Her current biggest passion, she says, is getting Jamaicans to explore the wonderful world of wines.
“Wine drinking is not as ‘hifalutin’ as people would like to think,” Levee adds, adding that her bar carries over 60 different wines and 10 different wines served by the glass.
The unscripted and politically incorrect Levee served up down-to-earth, often hilarious anecdotes on life as a “designer restaurateur” in Jamaica’s west-end.
“It’s been hard trying to create something new; even if it’s people kicking and screaming about my two scallops on the plate,” she says, maintaining that visiting her restaurant is more of an experience than a ‘bellyfull’.

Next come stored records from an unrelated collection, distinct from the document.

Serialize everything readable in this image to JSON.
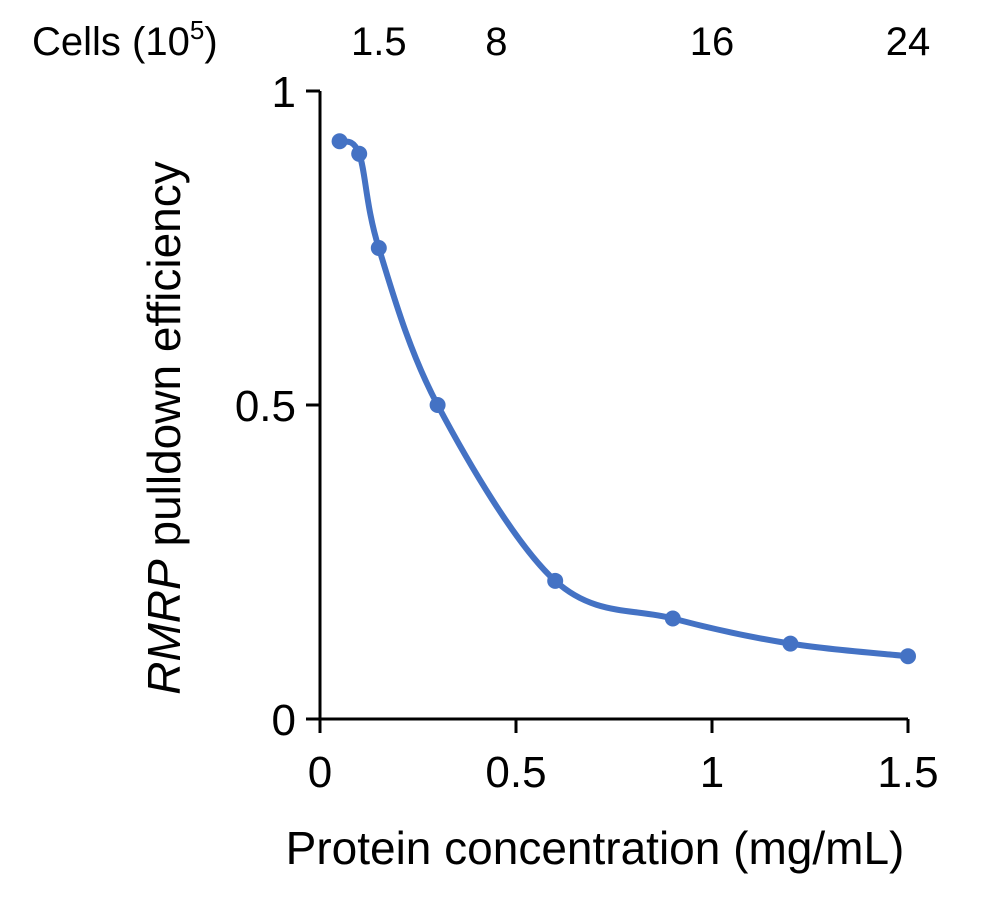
{
  "chart_data": {
    "type": "line",
    "xlabel": "Protein concentration (mg/mL)",
    "ylabel": {
      "italic_part": "RMRP",
      "rest": " pulldown efficiency"
    },
    "xlim": [
      0,
      1.5
    ],
    "ylim": [
      0,
      1
    ],
    "x_ticks": [
      0,
      0.5,
      1,
      1.5
    ],
    "x_tick_labels": [
      "0",
      "0.5",
      "1",
      "1.5"
    ],
    "y_ticks": [
      0,
      0.5,
      1
    ],
    "y_tick_labels": [
      "0",
      "0.5",
      "1"
    ],
    "top_axis": {
      "label_base": "Cells (10",
      "label_exp": "5",
      "label_close": ")",
      "ticks": [
        {
          "x": 0.15,
          "label": "1.5"
        },
        {
          "x": 0.45,
          "label": "8"
        },
        {
          "x": 1.0,
          "label": "16"
        },
        {
          "x": 1.5,
          "label": "24"
        }
      ]
    },
    "smooth": true,
    "markers": true,
    "grid": false,
    "legend": "none",
    "series": [
      {
        "color": "#4472C4",
        "x": [
          0.05,
          0.1,
          0.15,
          0.3,
          0.6,
          0.9,
          1.2,
          1.5
        ],
        "y": [
          0.92,
          0.9,
          0.75,
          0.5,
          0.22,
          0.16,
          0.12,
          0.1
        ]
      }
    ]
  }
}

Though visitors to Wine With Me are usually in awe of the ambience and dining experience within minutes, Levee says she worked at perfecting these features for months. She adds that it’s important to create a warm space where people will want to revisit because of its outstanding service.
“Every member of my staff had to taste everything [on the menu]… If it’s too good for them, how can I get them to effectively sell it to the customers?”
Staff training aside, Levee maintains that having a support network, including wine suppliers Caribbean Producers Jamaica (CPJ) and Hamilton’s Smoke House, has helped her to maintain a stronger foothold in the industry. And while nothing beats good relationships, Levee adds another driving force behind the business is her near reckless disdain of failure.
“I don’t understand the concept of failing…failure is doing absolutely nothing,” she says, “If you think of all the things you can’t do, you won’t do anything at all.”
‘Doing something’, for Levee, means presenting the best of anything – even if it’s not her own and therefore outsourced.
“I’ve been talking to Nicole [of Nicole’s Sweet Temptations]…maybe she can do some truffles for me. I can’t say I make everything myself, but I can say I have the best of everything.”